There’s a big outsourcing controversy brewing in Florida, where Governor Jeb Bush made a multimillion dollar deal with a company called Convergys to process personal data, including Social Security Numbers and financial information. Convergys then contracted with another company that then outsourced to India. According to the Tallahassee Democrat:
The Tallahassee Democrat reported Dec. 25 that two former employees of GDXdata Inc. had secretly sued their ex-employer, saying the company improperly sent Florida employee records to companies in India, Barbados and possibly China for some processing steps involving the People First system. People First is Gov. Jeb Bush’s biggest “outsourcing” project – a nine-year, $350 million deal with Convergys – and all employee records are supposed to stay within the country.
Democratic legislators and U.S. Rep. Jim Davis of Tampa, a candidate for governor, called for an investigation of possible identity theft.
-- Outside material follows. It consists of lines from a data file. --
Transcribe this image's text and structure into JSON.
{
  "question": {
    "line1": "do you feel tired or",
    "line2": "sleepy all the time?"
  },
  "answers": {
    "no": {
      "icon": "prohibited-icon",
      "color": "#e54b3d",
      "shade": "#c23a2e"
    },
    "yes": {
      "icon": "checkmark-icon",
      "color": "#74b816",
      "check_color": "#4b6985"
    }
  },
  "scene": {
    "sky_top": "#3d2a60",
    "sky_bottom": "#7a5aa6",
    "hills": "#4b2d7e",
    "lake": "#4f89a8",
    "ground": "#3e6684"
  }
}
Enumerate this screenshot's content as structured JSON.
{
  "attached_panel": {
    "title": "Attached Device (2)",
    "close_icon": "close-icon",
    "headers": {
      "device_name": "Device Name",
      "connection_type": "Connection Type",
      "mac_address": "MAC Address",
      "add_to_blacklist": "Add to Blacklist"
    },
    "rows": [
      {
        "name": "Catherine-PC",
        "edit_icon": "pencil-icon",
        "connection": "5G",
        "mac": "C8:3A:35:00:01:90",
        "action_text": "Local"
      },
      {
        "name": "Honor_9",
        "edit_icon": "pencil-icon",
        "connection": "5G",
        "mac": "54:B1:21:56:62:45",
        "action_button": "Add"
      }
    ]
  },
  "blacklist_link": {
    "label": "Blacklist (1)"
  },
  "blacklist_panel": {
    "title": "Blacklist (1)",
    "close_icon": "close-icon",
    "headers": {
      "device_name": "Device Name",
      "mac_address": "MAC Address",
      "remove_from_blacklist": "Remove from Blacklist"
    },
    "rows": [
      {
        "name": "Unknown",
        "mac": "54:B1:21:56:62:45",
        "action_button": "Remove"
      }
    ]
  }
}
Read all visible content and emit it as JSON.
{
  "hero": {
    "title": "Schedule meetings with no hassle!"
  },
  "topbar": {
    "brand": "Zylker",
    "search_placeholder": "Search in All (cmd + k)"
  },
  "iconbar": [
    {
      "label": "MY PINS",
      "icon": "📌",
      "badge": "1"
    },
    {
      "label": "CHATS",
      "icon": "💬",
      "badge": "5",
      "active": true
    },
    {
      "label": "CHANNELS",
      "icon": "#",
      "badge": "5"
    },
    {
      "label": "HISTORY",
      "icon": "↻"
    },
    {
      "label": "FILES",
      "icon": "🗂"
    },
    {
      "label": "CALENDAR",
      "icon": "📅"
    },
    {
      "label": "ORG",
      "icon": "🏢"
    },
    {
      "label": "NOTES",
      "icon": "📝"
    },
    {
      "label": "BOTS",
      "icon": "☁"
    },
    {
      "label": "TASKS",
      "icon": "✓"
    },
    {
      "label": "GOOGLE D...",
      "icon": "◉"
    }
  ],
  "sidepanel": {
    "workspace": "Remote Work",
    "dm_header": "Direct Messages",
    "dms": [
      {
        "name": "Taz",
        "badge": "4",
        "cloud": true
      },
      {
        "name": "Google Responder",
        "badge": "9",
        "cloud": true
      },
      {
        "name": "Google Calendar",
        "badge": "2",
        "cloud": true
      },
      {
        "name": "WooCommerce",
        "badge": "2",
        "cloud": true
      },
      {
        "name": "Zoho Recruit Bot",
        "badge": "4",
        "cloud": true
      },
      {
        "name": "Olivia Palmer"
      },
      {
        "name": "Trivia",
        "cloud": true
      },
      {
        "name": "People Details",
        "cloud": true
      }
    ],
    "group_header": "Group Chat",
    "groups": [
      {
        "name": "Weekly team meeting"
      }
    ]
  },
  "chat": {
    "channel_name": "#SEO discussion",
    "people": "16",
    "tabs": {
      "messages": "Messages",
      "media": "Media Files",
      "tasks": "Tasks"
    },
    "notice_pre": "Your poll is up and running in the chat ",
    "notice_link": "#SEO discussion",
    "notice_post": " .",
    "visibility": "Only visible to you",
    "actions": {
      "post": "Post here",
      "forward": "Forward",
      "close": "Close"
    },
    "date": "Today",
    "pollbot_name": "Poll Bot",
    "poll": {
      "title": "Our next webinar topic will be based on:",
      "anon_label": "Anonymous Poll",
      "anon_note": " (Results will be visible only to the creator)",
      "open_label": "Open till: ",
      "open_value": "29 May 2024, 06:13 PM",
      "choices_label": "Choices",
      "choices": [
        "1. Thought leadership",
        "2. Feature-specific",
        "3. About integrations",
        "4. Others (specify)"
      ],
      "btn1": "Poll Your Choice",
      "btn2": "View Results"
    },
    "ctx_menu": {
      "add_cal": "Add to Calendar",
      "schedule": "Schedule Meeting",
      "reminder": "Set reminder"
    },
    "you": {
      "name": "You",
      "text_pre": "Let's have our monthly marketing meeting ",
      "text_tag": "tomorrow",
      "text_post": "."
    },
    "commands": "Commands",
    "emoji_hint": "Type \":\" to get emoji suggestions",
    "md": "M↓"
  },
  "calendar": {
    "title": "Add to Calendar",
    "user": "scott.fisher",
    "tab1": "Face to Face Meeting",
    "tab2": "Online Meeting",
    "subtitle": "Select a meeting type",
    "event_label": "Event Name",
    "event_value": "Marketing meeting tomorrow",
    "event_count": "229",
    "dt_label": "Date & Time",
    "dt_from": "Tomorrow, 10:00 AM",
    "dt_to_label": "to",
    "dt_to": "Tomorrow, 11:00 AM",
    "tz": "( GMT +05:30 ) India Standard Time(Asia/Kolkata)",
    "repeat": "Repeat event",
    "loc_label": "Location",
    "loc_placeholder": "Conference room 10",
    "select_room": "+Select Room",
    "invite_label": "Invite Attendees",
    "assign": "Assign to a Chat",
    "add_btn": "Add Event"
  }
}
Unions representing state employees urged DMS to make Convergys buy insurance to protect emloyees against fraudulent use of their personnel information.
Argenziano had scheduled a presentation by DMS Secretary Tom Lewis for her Senate Governmental Oversight and Productivity Committee meeting. But she said Lewis is meeting with top Convergys officials this week and “is not happy about some of the things he’s finding.”
The suit was filed under seal in Leon County Circuit Court, seeking to collect damages on behalf of the state for alleged irregularities in People First records processing. It did not accuse Convergys of any wrongdoing and the employee-services giant said at the time it had dropped GDXdata as a subcontractor for unexplained failure to do work as provided by its contract.
GDXdata said it would vigorously defend the suit. The plaintiffs said the company sought to cut processing costs from 6 cents to a penny per page by sending work overseas.